Watching them is Harry Waterstone, who lives nearby.

His home wasn’t flooded, but “the sewers are bubbling up and coming into the house.” He buttonholes Minister Mansergh.

“Can you do anything for us?”

He doesn’t want to hear talk of statistics or earnest progress reports on programmes in the pipeline (of which there is a lot).

“The sewers are totally inadequate. You had the money to do something about them and nothing was done. I’m not in the business of having a go . . .”

Mary rushes in: “Oh I know, I know.”

“. . . but I’m frustrated and drained and we’re working around the clock here. What can you do for us? Look at the place.”

The Minister pushes back his tweed cap from his forehead. “We have to see and study from this situation to see what is needed to be done.”

Harry stands his ground.

“This should absolutely be declared a national disaster, because in any other country, it would.”

Dr Mansergh, with the air of a man compiling material for a science project, demurs.

“Well, the whole country isn’t affected. Dublin is entirely unaffected, eh, at the moment.”

Harry’s indignation wells up from the toecaps of his Wellington boots. “Well you’ve struck a chord there. When Dublin isn’t affected it doesn’t matter half as much.”

Minister Mansergh makes to reply, but Mary interposes.

“Aaah, it does. It does,” she soothes, before pushing off to knock on a few doors, cutting through the floodwaters like a happy seal after a bucket of sprat.

“I haven’t a bad word to say about the Civil Defence,” says Harry, pointedly, to the Minister, who is busy recording complaints in his little book.

“I want to look at this because we’re going to do works here and in other parts of the country,” he explains. “I’m not going to blame everything on climate change. Look, there is also a planning question – at least half of the places I visited that were flooded involved housing built on flood-plains.”

One could have gone for the open goal and asked whose fault that was, but its hard to kick a Fianna Fáil man when he’s sincere and wearing Wellingtons.

Speaking of flood gear, there isn’t a wader or Wellington to be had across the border in Banagher.

Shirley McIntyre, who runs S D McIntyre’s pub and grocery in the picturesque village of Shannon Harbour in Offaly, had to borrow her daughter’s pair to show the full extent of the havoc the floods have wrought.

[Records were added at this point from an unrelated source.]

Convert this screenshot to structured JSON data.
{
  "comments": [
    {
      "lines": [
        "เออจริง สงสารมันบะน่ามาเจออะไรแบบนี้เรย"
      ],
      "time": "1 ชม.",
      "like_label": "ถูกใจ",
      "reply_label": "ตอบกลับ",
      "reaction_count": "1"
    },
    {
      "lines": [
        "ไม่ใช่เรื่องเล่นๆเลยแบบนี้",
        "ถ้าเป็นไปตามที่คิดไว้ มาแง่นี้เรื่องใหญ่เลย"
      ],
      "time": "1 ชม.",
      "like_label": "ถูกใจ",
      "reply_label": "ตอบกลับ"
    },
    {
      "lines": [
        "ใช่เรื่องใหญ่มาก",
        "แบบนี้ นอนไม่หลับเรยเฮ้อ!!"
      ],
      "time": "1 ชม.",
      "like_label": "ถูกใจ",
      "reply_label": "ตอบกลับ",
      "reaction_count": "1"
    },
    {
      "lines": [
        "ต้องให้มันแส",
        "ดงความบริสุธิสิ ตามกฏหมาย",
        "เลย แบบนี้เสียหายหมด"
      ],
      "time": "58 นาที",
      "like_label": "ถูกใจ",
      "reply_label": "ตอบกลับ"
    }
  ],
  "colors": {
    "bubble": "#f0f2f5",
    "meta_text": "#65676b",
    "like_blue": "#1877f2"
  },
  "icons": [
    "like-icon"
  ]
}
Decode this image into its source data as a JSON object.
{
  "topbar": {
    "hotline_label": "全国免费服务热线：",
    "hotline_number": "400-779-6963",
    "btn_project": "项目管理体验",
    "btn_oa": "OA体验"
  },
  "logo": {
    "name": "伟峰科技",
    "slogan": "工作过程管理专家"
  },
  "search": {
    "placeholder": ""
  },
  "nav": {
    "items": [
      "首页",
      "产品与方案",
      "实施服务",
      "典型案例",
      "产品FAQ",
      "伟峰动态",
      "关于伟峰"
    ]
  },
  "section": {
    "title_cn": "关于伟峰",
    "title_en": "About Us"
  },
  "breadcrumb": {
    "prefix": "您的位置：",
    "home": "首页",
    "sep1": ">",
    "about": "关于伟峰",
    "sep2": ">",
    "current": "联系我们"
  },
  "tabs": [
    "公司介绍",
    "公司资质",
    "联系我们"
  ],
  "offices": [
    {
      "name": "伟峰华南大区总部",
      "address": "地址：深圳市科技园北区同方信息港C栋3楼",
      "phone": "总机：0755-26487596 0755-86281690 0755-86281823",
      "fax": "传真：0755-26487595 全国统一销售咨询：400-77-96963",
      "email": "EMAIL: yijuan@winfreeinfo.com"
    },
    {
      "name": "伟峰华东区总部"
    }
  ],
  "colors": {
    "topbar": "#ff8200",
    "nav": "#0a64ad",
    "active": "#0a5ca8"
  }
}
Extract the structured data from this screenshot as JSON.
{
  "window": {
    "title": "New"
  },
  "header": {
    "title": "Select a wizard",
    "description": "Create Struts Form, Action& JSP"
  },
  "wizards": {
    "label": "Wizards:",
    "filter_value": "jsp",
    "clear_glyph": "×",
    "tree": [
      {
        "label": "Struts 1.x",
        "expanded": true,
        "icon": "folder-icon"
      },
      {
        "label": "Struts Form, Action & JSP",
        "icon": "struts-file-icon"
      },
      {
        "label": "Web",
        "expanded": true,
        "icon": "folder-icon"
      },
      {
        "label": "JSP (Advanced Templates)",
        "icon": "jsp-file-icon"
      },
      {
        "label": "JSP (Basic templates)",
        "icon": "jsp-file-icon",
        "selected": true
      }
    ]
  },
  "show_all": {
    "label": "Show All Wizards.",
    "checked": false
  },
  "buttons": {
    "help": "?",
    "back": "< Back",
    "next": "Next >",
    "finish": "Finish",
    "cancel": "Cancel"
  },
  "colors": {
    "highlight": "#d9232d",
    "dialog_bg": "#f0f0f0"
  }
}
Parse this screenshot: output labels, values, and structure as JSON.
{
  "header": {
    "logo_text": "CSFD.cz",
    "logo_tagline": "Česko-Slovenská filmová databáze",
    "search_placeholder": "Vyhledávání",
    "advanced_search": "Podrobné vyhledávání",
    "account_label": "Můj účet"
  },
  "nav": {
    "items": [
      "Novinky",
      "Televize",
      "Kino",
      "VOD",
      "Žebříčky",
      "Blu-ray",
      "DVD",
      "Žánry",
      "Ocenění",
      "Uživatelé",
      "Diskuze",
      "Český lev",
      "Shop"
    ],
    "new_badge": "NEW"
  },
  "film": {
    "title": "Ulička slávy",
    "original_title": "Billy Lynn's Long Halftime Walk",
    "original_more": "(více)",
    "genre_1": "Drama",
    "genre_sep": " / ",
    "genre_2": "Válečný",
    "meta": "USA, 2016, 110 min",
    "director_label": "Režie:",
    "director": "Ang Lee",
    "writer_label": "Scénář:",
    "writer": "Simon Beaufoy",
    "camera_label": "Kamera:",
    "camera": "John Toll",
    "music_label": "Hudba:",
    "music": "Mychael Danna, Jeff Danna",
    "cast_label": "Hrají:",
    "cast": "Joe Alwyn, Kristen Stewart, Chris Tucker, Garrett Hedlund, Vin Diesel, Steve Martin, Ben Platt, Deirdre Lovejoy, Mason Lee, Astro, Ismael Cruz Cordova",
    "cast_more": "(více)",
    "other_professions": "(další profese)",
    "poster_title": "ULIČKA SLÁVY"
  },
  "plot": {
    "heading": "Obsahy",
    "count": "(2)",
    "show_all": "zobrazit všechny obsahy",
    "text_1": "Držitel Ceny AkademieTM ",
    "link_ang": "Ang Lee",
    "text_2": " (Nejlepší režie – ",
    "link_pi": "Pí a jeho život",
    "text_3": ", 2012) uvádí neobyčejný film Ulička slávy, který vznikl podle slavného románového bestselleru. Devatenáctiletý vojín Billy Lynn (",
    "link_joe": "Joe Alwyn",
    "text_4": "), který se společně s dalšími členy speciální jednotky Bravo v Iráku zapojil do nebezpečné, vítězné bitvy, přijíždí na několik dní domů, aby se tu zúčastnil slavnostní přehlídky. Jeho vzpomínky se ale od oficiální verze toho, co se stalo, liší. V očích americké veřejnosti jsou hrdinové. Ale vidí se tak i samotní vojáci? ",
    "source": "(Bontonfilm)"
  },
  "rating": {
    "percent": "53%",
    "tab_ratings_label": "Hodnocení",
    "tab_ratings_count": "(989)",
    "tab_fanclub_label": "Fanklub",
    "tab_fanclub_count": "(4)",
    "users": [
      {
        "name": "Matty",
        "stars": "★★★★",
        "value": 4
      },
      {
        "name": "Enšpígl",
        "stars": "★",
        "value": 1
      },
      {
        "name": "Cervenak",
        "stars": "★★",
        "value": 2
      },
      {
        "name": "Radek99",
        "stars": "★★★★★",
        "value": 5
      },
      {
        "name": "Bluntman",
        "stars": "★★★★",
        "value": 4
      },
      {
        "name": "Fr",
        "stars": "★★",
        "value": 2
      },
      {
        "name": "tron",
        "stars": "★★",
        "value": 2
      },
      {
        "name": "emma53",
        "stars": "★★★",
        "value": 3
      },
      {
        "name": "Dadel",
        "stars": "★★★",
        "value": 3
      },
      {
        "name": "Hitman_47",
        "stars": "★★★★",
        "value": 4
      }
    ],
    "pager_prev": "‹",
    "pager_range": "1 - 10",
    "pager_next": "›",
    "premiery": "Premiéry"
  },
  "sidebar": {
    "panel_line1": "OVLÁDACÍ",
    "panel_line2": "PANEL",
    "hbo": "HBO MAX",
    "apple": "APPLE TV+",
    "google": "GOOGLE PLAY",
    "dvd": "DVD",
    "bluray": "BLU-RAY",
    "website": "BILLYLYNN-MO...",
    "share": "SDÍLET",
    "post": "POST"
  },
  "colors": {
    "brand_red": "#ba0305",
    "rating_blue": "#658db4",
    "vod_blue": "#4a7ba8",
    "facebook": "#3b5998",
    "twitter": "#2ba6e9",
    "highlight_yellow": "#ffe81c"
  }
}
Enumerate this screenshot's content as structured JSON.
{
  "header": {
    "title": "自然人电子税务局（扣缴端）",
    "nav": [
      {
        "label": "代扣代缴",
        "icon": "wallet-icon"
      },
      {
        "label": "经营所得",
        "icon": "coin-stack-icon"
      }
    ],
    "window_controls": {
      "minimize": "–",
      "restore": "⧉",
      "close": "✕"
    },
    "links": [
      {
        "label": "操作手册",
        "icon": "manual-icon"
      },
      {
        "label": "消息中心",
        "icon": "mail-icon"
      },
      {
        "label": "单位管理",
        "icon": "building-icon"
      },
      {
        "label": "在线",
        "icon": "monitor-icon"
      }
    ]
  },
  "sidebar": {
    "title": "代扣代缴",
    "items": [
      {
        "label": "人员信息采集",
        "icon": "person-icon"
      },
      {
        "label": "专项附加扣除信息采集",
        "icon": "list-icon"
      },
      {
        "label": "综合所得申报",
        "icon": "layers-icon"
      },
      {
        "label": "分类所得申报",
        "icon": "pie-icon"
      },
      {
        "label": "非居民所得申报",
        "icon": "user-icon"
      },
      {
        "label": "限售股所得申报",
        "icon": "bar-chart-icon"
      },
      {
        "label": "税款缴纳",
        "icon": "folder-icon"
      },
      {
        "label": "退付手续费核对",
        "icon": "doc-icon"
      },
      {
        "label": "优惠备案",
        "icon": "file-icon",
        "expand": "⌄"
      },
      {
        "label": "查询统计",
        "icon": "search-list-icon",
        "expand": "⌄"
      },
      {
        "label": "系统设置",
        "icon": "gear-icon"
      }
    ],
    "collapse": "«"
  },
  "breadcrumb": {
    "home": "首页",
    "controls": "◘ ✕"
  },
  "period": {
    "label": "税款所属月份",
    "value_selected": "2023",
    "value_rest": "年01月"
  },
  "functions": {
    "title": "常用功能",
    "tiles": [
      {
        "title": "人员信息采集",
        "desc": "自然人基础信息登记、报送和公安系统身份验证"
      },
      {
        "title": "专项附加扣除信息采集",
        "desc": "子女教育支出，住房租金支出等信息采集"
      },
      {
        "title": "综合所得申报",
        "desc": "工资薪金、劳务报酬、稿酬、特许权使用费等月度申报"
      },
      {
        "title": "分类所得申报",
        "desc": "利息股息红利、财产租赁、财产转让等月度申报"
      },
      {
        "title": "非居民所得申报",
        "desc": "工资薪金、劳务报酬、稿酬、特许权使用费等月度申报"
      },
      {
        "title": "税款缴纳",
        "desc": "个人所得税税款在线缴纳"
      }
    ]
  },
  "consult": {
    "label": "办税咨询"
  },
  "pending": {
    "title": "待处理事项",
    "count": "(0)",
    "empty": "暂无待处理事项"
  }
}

If the evidence of houses under water in the submerged main street wasn’t enough, one sight confirms that this is, indeed, a catastrophe. For, emerging from the flood in the dying afternoon sun is the distinctive figure of a tall, white-haired man in distressed waders that have seen their fair share of active service.

It is RTÉ’s western correspondent, Jim Fahy.

Taoiseach Brian Cowen, the local TD, had visited on Tuesday, but Jim’s arrival yesterday seemed to hold out more hope that something might be done than any number of condoling politicians.

The village’s plight has been well documented. The houses, and farming livelihoods with them, are destroyed. People have to go up and down in a little boat to check on their homes.

The politicians in Athlone earlier in the day were lavish in their praise of the community effort that has marked these days of human crisis. It was equally evident in Shannon Harbour – the floodwaters carrying with them an undercurrent that community effort is all they have to see them through disaster.

Paddy Nevin (83) lives in a small house off main street. His bicycle is propped against the wall of his flooded garden, a redundant plastic bag over the saddle.

He’s on his own now since his 95-year-old sister moved out last week.

“I had to put her out, she was 40 years in England in Marks and Spencer. She wouldn’t have been up to this.”

The water came into the house, but it’s gone now. Paddy’s cooker and fridge are up on wooden blocks in the kitchen, the lino is caked in silt. The sofa and good armchair are up on blocks in the living room, and Jackie the dog is propped up on the easy chair.

Paddy won’t leave. “What’s the need, when I’m only going to move back in again. I have the upstairs.” He says he’s seen the river burst its banks before. He knows the way it acts, “but it’s never come into the house before”.

He was in the village when the Taoiseach visited, but didn’t think there was any point in saying anything to him. “I’d have had nothing to say, except to ask him if he can stop it raining.”

The electricity is still on – it’s keeping the Sacred Heart lamp going in the front room. If that goes, “there’s always the candles”. The carpet is sodden. Paddy thinks it’ll all dry out if he keeps the range going full blast.

A retired farmer and postman, he’s happy if he can keep getting down to McIntyre’s for a drink every day when he goes down to collect his groceries.

And still the surveys go on.

Ireland’s Northwest MEPs sent out a press release yesterday to announce they “had taken an aerial trip over the constituency to view the full extent of the flood damage”.

Martin Mansergh and the rest of his colleagues will continue their tours.

The sandbags will stay in place.

The circus will move on.

Paddy will find he’ll have to throw out his carpet.

At least the community will know how to help.